Ce Kairos chez les grecs anciens représente un peu un point sur
la crête d'une montagne d'où l'on aperçoit le panorama ouvert .
Après les efforts et le tumulte de la montée , c'est ce point
d'équilibre où se manifeste l'immensité révélée .
C'est le point juste , essentiel , approprié , le geste décisif qui
concrétise l'opportunité du moment , voire un point qui peut être
critique, crucial et même dangereux :
sur la crête de la montagne , un mauvais pas peut engager des
conséquences très compliquées ...
En anglais , on a des mots approchant une partie du sens ,avec
"timing" et "timely" : ce qui est dans le rythme des évènements,
ce qui est en phase avec la réalité du moment , ce qui concrétise
son potentiel .
En français , l'idée de maturité , ou d'immanence , apportent aussi
des compléments de sens à ce concept : agir trop tôt , on est dans
le pré-maturé ; trop tard , et le "bon moment" est passé .
Tout est dans le sens de la mesure qui fait choisir le moment
opportun , à la dose appropriée , pour intervenir .
La conscience grecque a toujours eu ce sentiment que l'ordre de
monde est quelque chose de fragile , et qu'un "rien" peut suffire
à le déséquilibrer et entraîner des modifications profondes : trop
tôt ou trop tard , à une dose inappropriée , ce peut être une
avalanche soudaine aux effets dévastateurs . Pour ces grecs , la
frontière séparant une victoire d'une défaite est souvent
impalpable , mais les effets sont bien tangibles : à l'équilibre ,
qu'est ce qui fait pencher le plateau de la balance dans un sens
plutôt que dans un autre ?
Comme pour les romains où le Capitole n'est jamais très éloigné
de la roche tarpéienne , un rien suffit à faire basculer le sens
de l'histoire ou de l'historiette : drames ou honneurs ? Victoire
ou catastrophe pour César franchissant la frontière interdite du
Rubicon ? Qu'est ce qui à la bataille de Gaugamèles où vingt
à trente mille grecs font face à des centaines de milliers de perses,
dans une bataille cent fois perdue , décide de la victoire
d'Alexandre ?
Et aussi , que faut-il faire avec le noeud gordien auquel Alexandre
doit faire face , impossible à dénouer ? S'il le dénoue , l'oracle lui
assure qu'il conquerra l'Asie centrale , mais il est impossible à
dénouer ...
Alors , Alexandre le tranche avec son épée , il crée le geste
décisif qui l'amène dans un nouvel ordre des choses .

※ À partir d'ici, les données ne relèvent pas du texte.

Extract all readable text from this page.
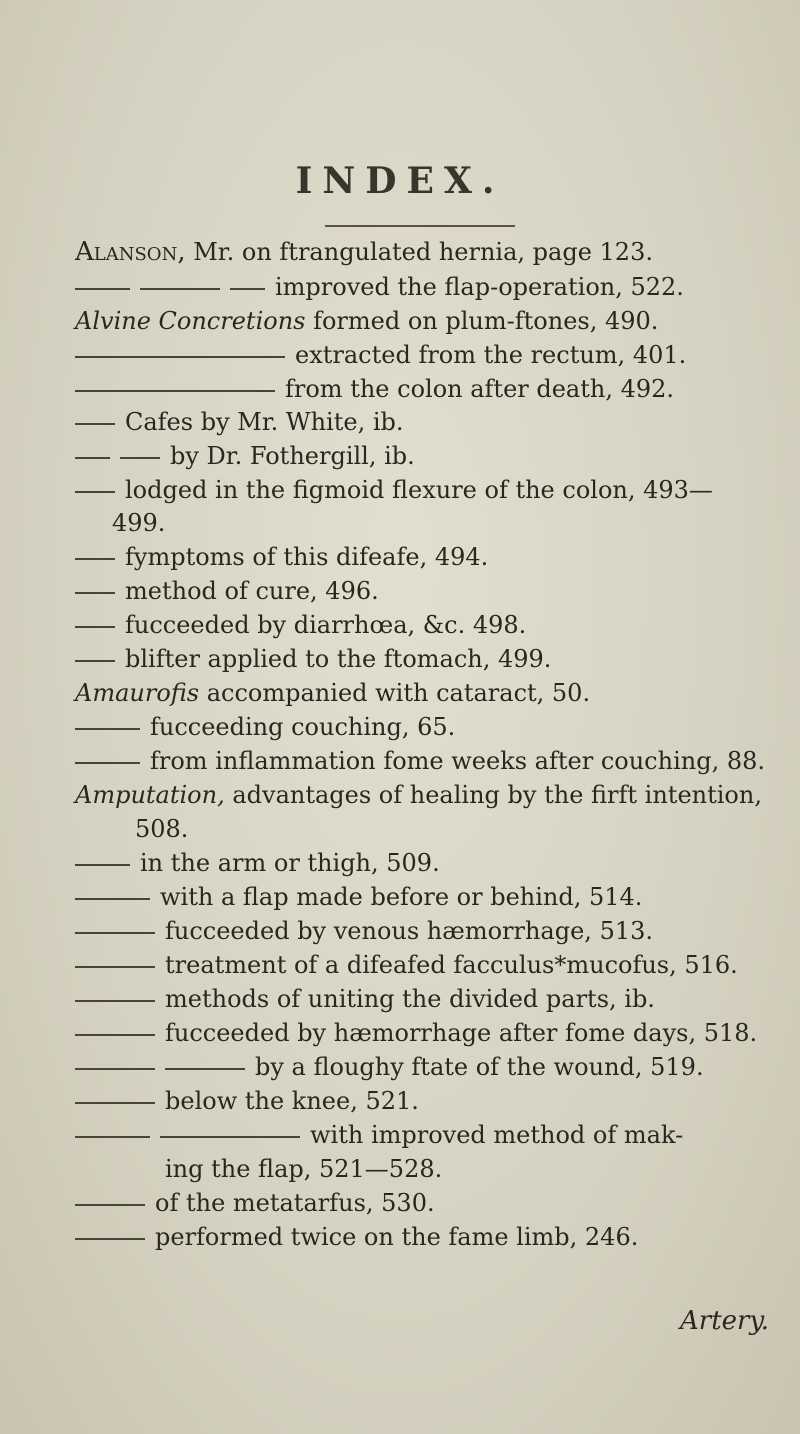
INDEX.
Alanson, Mr. on ftrangulated hernia, page 123.
improved the flap-operation, 522.
Alvine Concretions formed on plum-ftones, 490.
extracted from the rectum, 401.
from the colon after death, 492.
Cafes by Mr. White, ib.
by Dr. Fothergill, ib.
lodged in the figmoid flexure of the colon, 493—
499.
fymptoms of this difeafe, 494.
method of cure, 496.
fucceeded by diarrhœa, &c. 498.
blifter applied to the ftomach, 499.
Amaurofis accompanied with cataract, 50.
fucceeding couching, 65.
from inflammation fome weeks after couching, 88.
Amputation, advantages of healing by the firft intention,
508.
in the arm or thigh, 509.
with a flap made before or behind, 514.
fucceeded by venous hæmorrhage, 513.
treatment of a difeafed facculus*mucofus, 516.
methods of uniting the divided parts, ib.
fucceeded by hæmorrhage after fome days, 518.
by a floughy ftate of the wound, 519.
below the knee, 521.
with improved method of mak-
ing the flap, 521—528.
of the metatarfus, 530.
performed twice on the fame limb, 246.
Artery.
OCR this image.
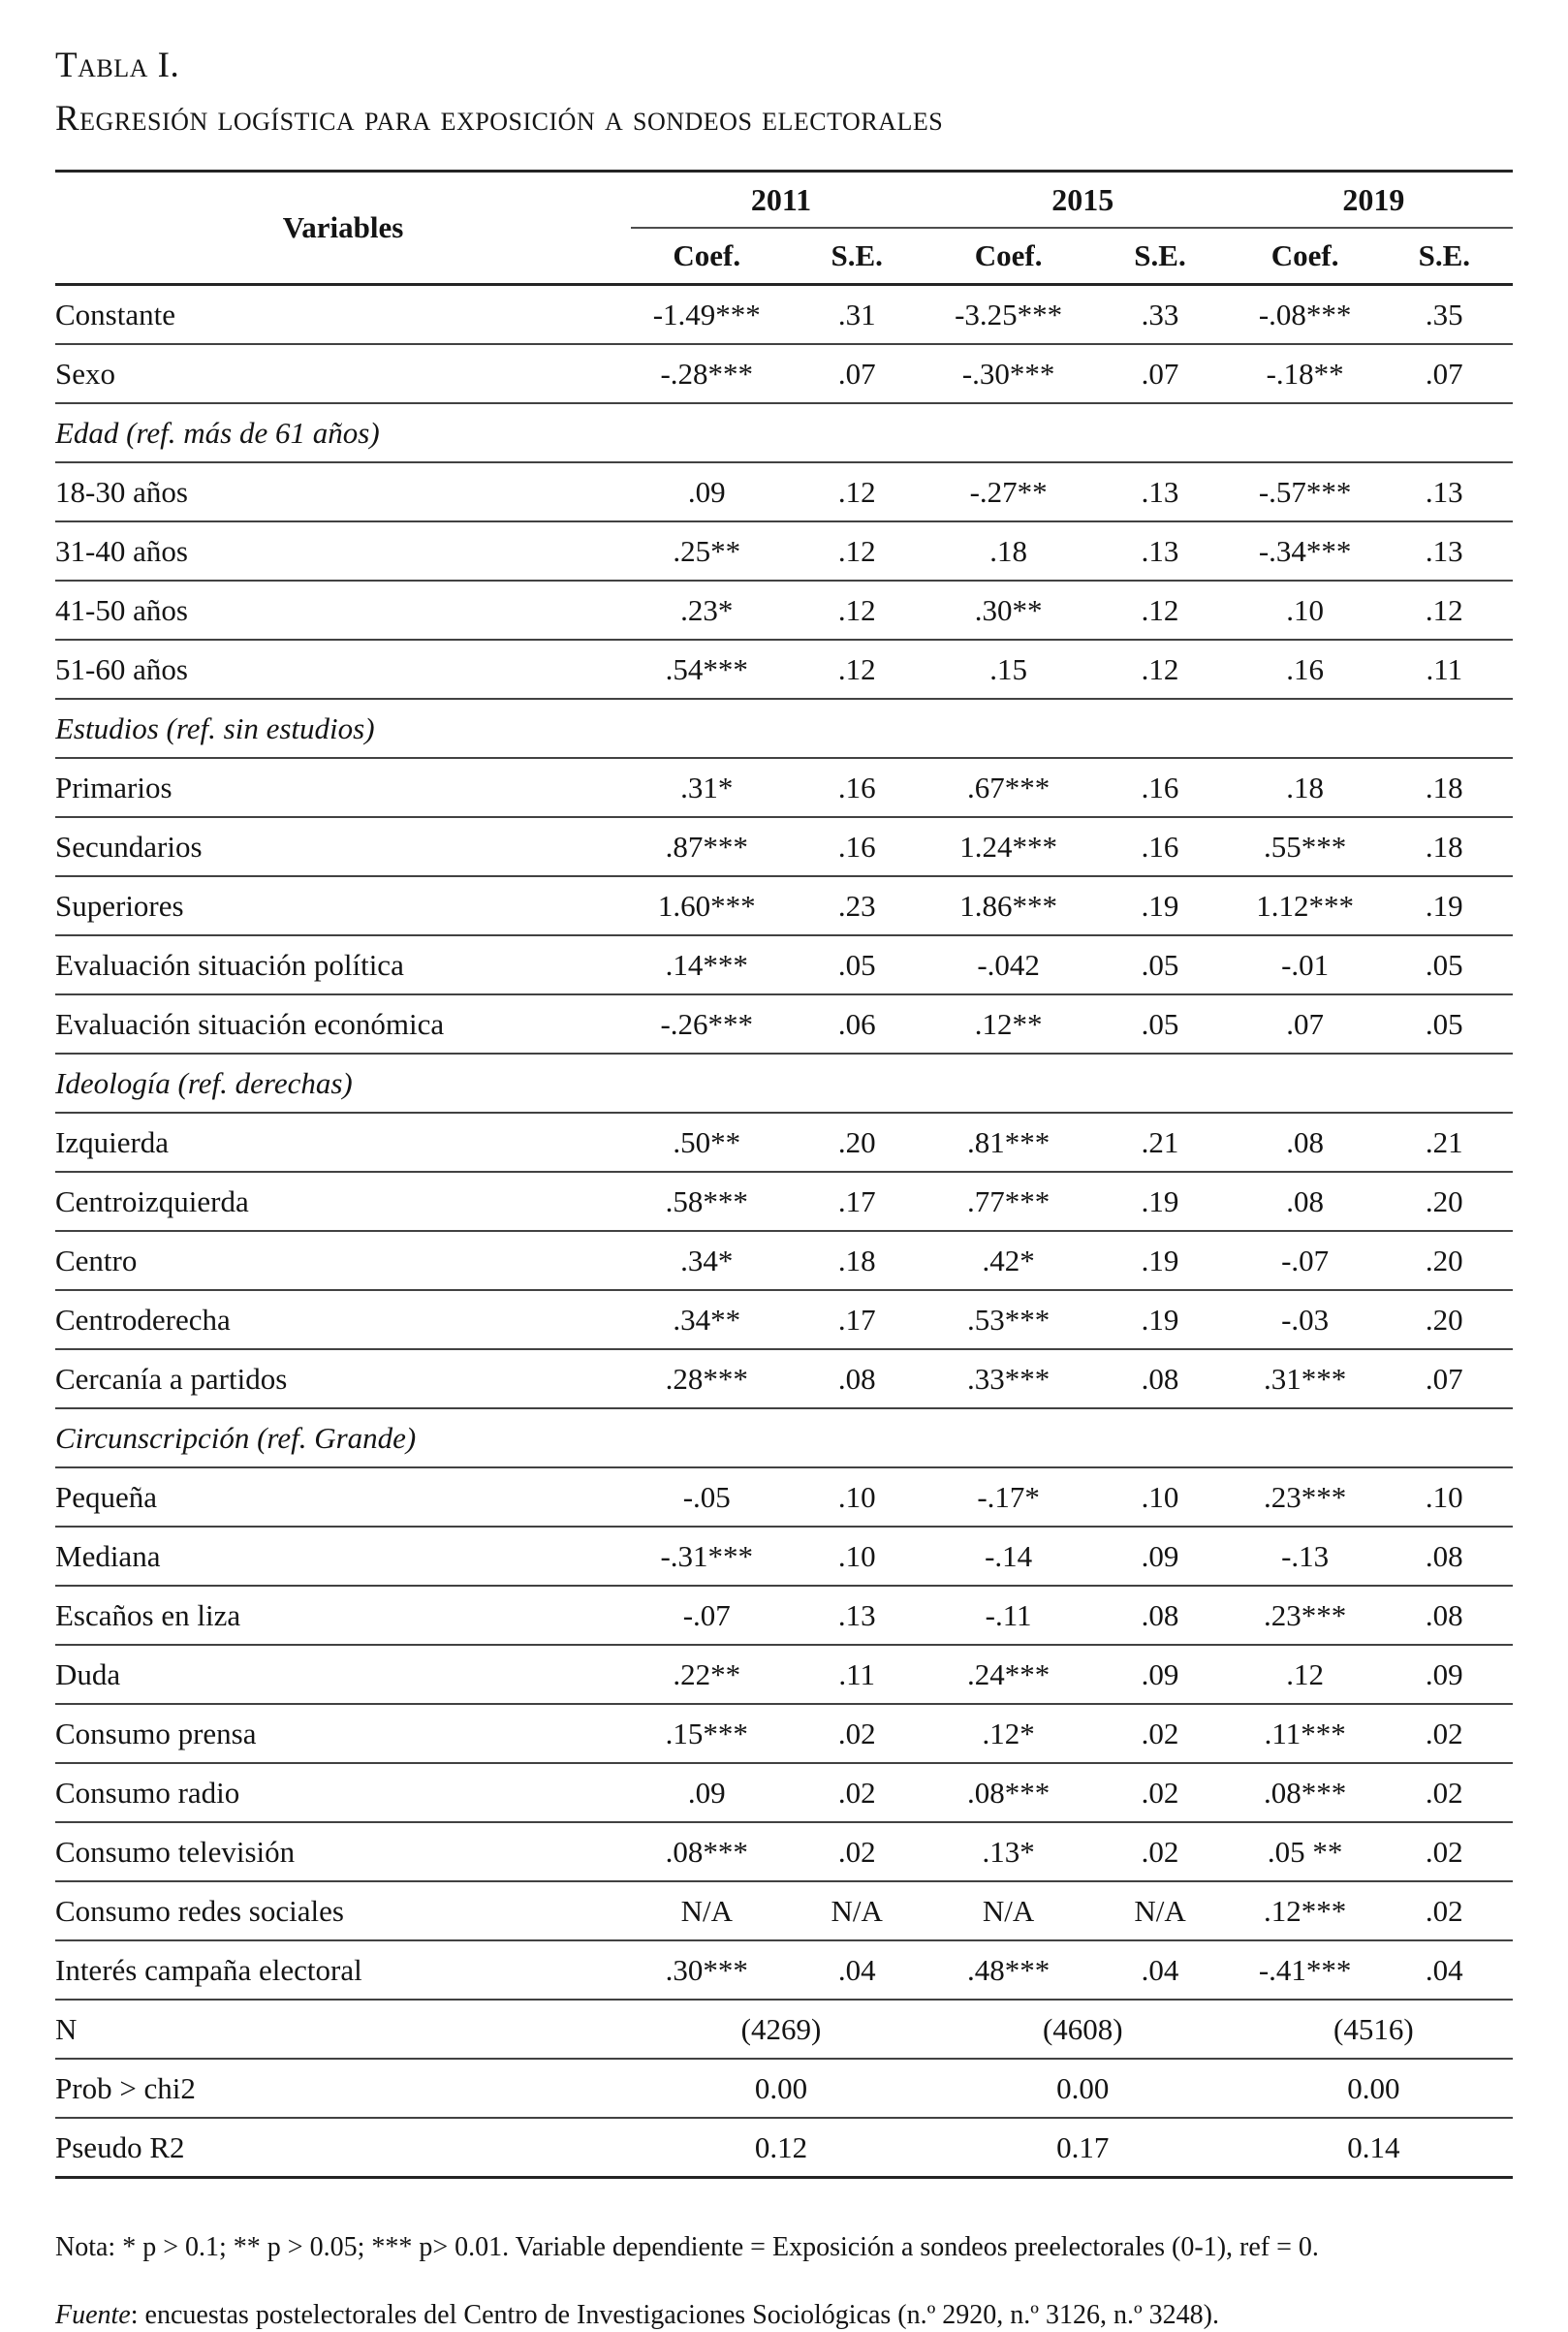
Tabla I.
Regresión logística para exposición a sondeos electorales
Variables	2011		2015		2019	
	Coef.	S.E.	Coef.	S.E.	Coef.	S.E.
Constante	-1.49***	.31	-3.25***	.33	-.08***	.35
Sexo	-.28***	.07	-.30***	.07	-.18**	.07
Edad (ref. más de 61 años)						
18-30 años	.09	.12	-.27**	.13	-.57***	.13
31-40 años	.25**	.12	.18	.13	-.34***	.13
41-50 años	.23*	.12	.30**	.12	.10	.12
51-60 años	.54***	.12	.15	.12	.16	.11
Estudios (ref. sin estudios)						
Primarios	.31*	.16	.67***	.16	.18	.18
Secundarios	.87***	.16	1.24***	.16	.55***	.18
Superiores	1.60***	.23	1.86***	.19	1.12***	.19
Evaluación situación política	.14***	.05	-.042	.05	-.01	.05
Evaluación situación económica	-.26***	.06	.12**	.05	.07	.05
Ideología (ref. derechas)						
Izquierda	.50**	.20	.81***	.21	.08	.21
Centroizquierda	.58***	.17	.77***	.19	.08	.20
Centro	.34*	.18	.42*	.19	-.07	.20
Centroderecha	.34**	.17	.53***	.19	-.03	.20
Cercanía a partidos	.28***	.08	.33***	.08	.31***	.07
Circunscripción (ref. Grande)						
Pequeña	-.05	.10	-.17*	.10	.23***	.10
Mediana	-.31***	.10	-.14	.09	-.13	.08
Escaños en liza	-.07	.13	-.11	.08	.23***	.08
Duda	.22**	.11	.24***	.09	.12	.09
Consumo prensa	.15***	.02	.12*	.02	.11***	.02
Consumo radio	.09	.02	.08***	.02	.08***	.02
Consumo televisión	.08***	.02	.13*	.02	.05 **	.02
Consumo redes sociales	N/A	N/A	N/A	N/A	.12***	.02
Interés campaña electoral	.30***	.04	.48***	.04	-.41***	.04
N	(4269)		(4608)		(4516)	
Prob > chi2	0.00		0.00		0.00	
Pseudo R2	0.12		0.17		0.14	

Nota: * p > 0.1; ** p > 0.05; *** p> 0.01. Variable dependiente = Exposición a sondeos preelectorales (0-1), ref = 0.

Fuente: encuestas postelectorales del Centro de Investigaciones Sociológicas (n.º 2920, n.º 3126, n.º 3248).
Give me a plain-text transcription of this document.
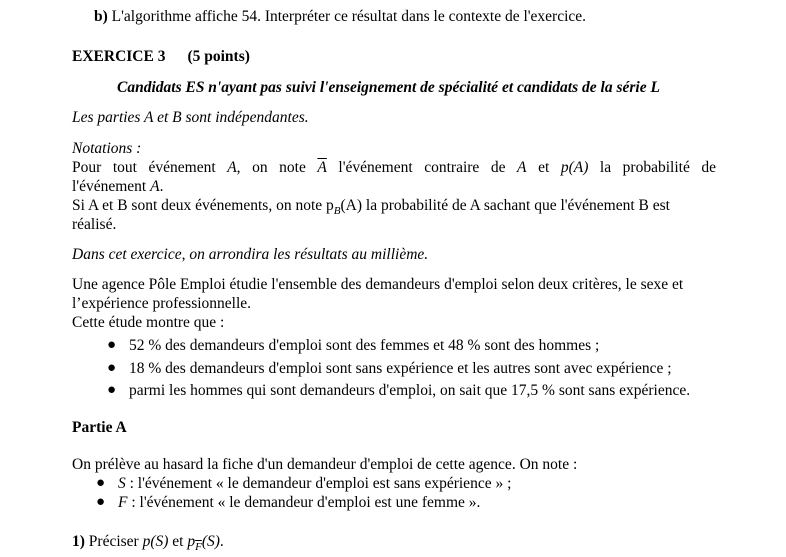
b) L'algorithme affiche 54. Interpréter ce résultat dans le contexte de l'exercice.
EXERCICE 3 (5 points)
Candidats ES n'ayant pas suivi l'enseignement de spécialité et candidats de la série L
Les parties A et B sont indépendantes.
Notations :
Pour tout événement A, on note $\overline{A}$ l'événement contraire de A et p(A) la probabilité de
l'événement A.
Si A et B sont deux événements, on note $p_B(A)$ la probabilité de A sachant que l'événement B est
réalisé.
Dans cet exercice, on arrondira les résultats au millième.
Une agence Pôle Emploi étudie l'ensemble des demandeurs d'emploi selon deux critères, le sexe et
l’expérience professionnelle.
Cette étude montre que :
● 52 % des demandeurs d'emploi sont des femmes et 48 % sont des hommes ;
● 18 % des demandeurs d'emploi sont sans expérience et les autres sont avec expérience ;
● parmi les hommes qui sont demandeurs d'emploi, on sait que 17,5 % sont sans expérience.
Partie A
On prélève au hasard la fiche d'un demandeur d'emploi de cette agence. On note :
● S : l'événement « le demandeur d'emploi est sans expérience » ;
● F : l'événement « le demandeur d'emploi est une femme ».
1) Préciser p(S) et $p_{\overline{F}}(S)$.
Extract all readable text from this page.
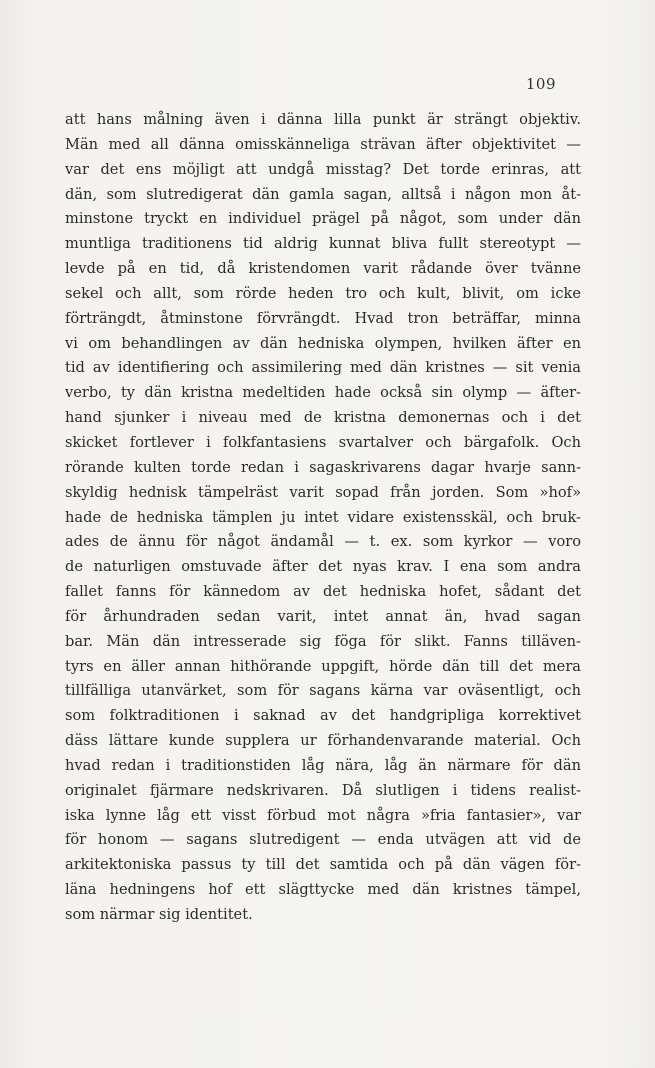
109
att hans målning även i dänna lilla punkt är strängt objektiv.
Män med all dänna omisskänneliga strävan äfter objektivitet —
var det ens möjligt att undgå misstag? Det torde erinras, att
dän, som slutredigerat dän gamla sagan, alltså i någon mon åt-
minstone tryckt en individuel prägel på något, som under dän
muntliga traditionens tid aldrig kunnat bliva fullt stereotypt —
levde på en tid, då kristendomen varit rådande över tvänne
sekel och allt, som rörde heden tro och kult, blivit, om icke
förträngdt, åtminstone förvrängdt. Hvad tron beträffar, minna
vi om behandlingen av dän hedniska olympen, hvilken äfter en
tid av identifiering och assimilering med dän kristnes — sit venia
verbo, ty dän kristna medeltiden hade också sin olymp — äfter-
hand sjunker i niveau med de kristna demonernas och i det
skicket fortlever i folkfantasiens svartalver och bärgafolk. Och
rörande kulten torde redan i sagaskrivarens dagar hvarje sann-
skyldig hednisk tämpelräst varit sopad från jorden. Som »hof»
hade de hedniska tämplen ju intet vidare existensskäl, och bruk-
ades de ännu för något ändamål — t. ex. som kyrkor — voro
de naturligen omstuvade äfter det nyas krav. I ena som andra
fallet fanns för kännedom av det hedniska hofet, sådant det
för århundraden sedan varit, intet annat än, hvad sagan
bar. Män dän intresserade sig föga för slikt. Fanns tilläven-
tyrs en äller annan hithörande uppgift, hörde dän till det mera
tillfälliga utanvärket, som för sagans kärna var oväsentligt, och
som folktraditionen i saknad av det handgripliga korrektivet
däss lättare kunde supplera ur förhandenvarande material. Och
hvad redan i traditionstiden låg nära, låg än närmare för dän
originalet fjärmare nedskrivaren. Då slutligen i tidens realist-
iska lynne låg ett visst förbud mot några »fria fantasier», var
för honom — sagans slutredigent — enda utvägen att vid de
arkitektoniska passus ty till det samtida och på dän vägen för-
läna hedningens hof ett slägttycke med dän kristnes tämpel,
som närmar sig identitet.
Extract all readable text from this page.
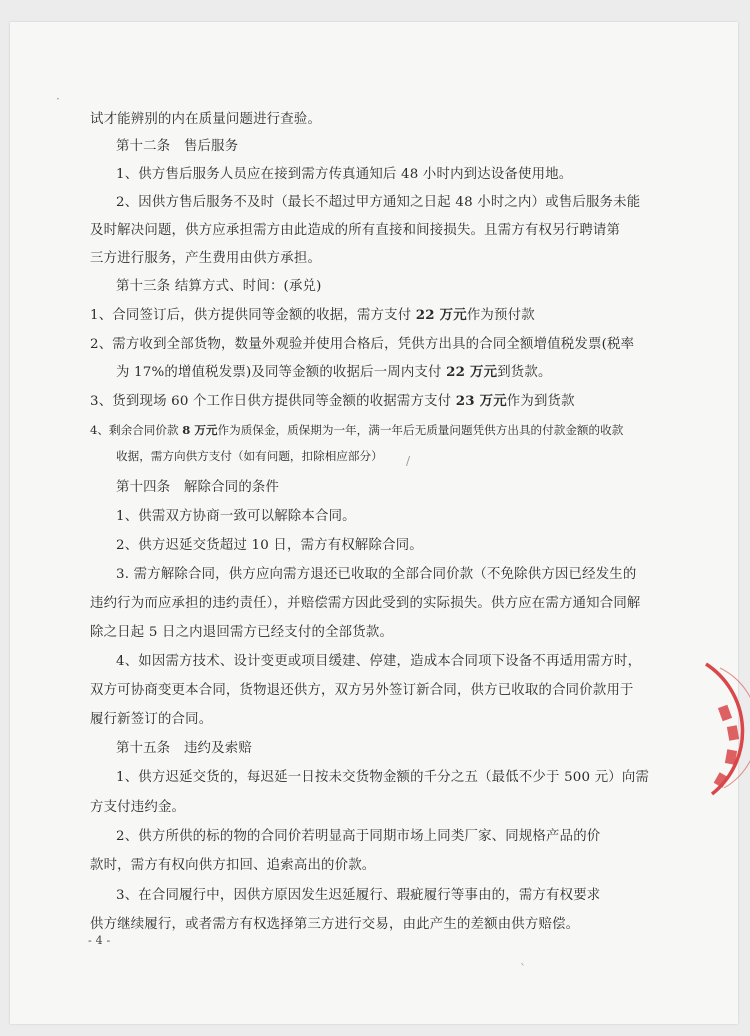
试才能辨别的内在质量问题进行查验。
第十二条　售后服务
1、供方售后服务人员应在接到需方传真通知后 48 小时内到达设备使用地。
2、因供方售后服务不及时（最长不超过甲方通知之日起 48 小时之内）或售后服务未能
及时解决问题，供方应承担需方由此造成的所有直接和间接损失。且需方有权另行聘请第
三方进行服务，产生费用由供方承担。
第十三条 结算方式、时间：(承兑)
1、合同签订后，供方提供同等金额的收据，需方支付 22 万元作为预付款
2、需方收到全部货物，数量外观验并使用合格后，凭供方出具的合同全额增值税发票(税率
为 17%的增值税发票)及同等金额的收据后一周内支付 22 万元到货款。
3、货到现场 60 个工作日供方提供同等金额的收据需方支付 23 万元作为到货款
4、剩余合同价款 8 万元作为质保金，质保期为一年，满一年后无质量问题凭供方出具的付款金额的收款
收据，需方向供方支付（如有问题，扣除相应部分）
第十四条　解除合同的条件
1、供需双方协商一致可以解除本合同。
2、供方迟延交货超过 10 日，需方有权解除合同。
3. 需方解除合同，供方应向需方退还已收取的全部合同价款（不免除供方因已经发生的
违约行为而应承担的违约责任），并赔偿需方因此受到的实际损失。供方应在需方通知合同解
除之日起 5 日之内退回需方已经支付的全部货款。
4、如因需方技术、设计变更或项目缓建、停建，造成本合同项下设备不再适用需方时，
双方可协商变更本合同，货物退还供方，双方另外签订新合同，供方已收取的合同价款用于
履行新签订的合同。
第十五条　违约及索赔
1、供方迟延交货的，每迟延一日按未交货物金额的千分之五（最低不少于 500 元）向需
方支付违约金。
2、供方所供的标的物的合同价若明显高于同期市场上同类厂家、同规格产品的价
款时，需方有权向供方扣回、追索高出的价款。
3、在合同履行中，因供方原因发生迟延履行、瑕疵履行等事由的，需方有权要求
供方继续履行，或者需方有权选择第三方进行交易，由此产生的差额由供方赔偿。
- 4 -
·
/
`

Il y a une certaine magie dans ce que nous appelons de nos jours
le "chaos déterministe" , où un élément qui nous semble
impondérable peut faire bifurquer définitivement une évolution ,
où on a pu modéliser des milliers de fois ces situations où des
phénomènes qui ne répondent pas au principe de proportionnalité
et de linéarité , se déclenchent et font basculer une situation dans
un autre ordre de réalité .
Mais pour ces grecs , le chaos déterministe qui sera mis en
évidence bien plus tard dans les équations mathématiques , ce
chaos n'existe pas , et ils lui substituent le terme de "Kairos" :
la touche impalpable , "ce je-ne -sais-quoi" et ""ce presque-rien"
dira Jankélévitch , qui est décisif .
« La lueur timide et fugitive, l’instant-éclair, le silence, les signes
évasifs – c’est sous cette forme que choisissent de se faire
connaître les choses les plus importantes de la vie. Il n’est pas
facile de surprendre la lueur infiniment douteuse, ni d’en
comprendre le sens. Cette lueur est la lumière clignotante de
l’entrevision dans laquelle le méconnu soudainement se reconnaît.
Plus impalpable que le dernier soupir de Mélisande, la lueur
mystérieuse ressemble à un souffle léger... » (Jankélévitch)
A l'échelle de l'histoire des idées ou des sciences , il y aussi ces
moments "miraculeux" où se concrétise ce qui était en latence
depuis des décennies ou des siècles et qui soudain se réalise
dans la simplicité d'une éclosion : le moment opportun est
arrivé , les phénomènes qui étaient pressentis dans une grande
confusion soudain se perçoivent dans toute leur limpidité , une
maturité est arrivée , les idées dissoutes dans l'air du temps
viennent à précipiter dans une évidence spontanée .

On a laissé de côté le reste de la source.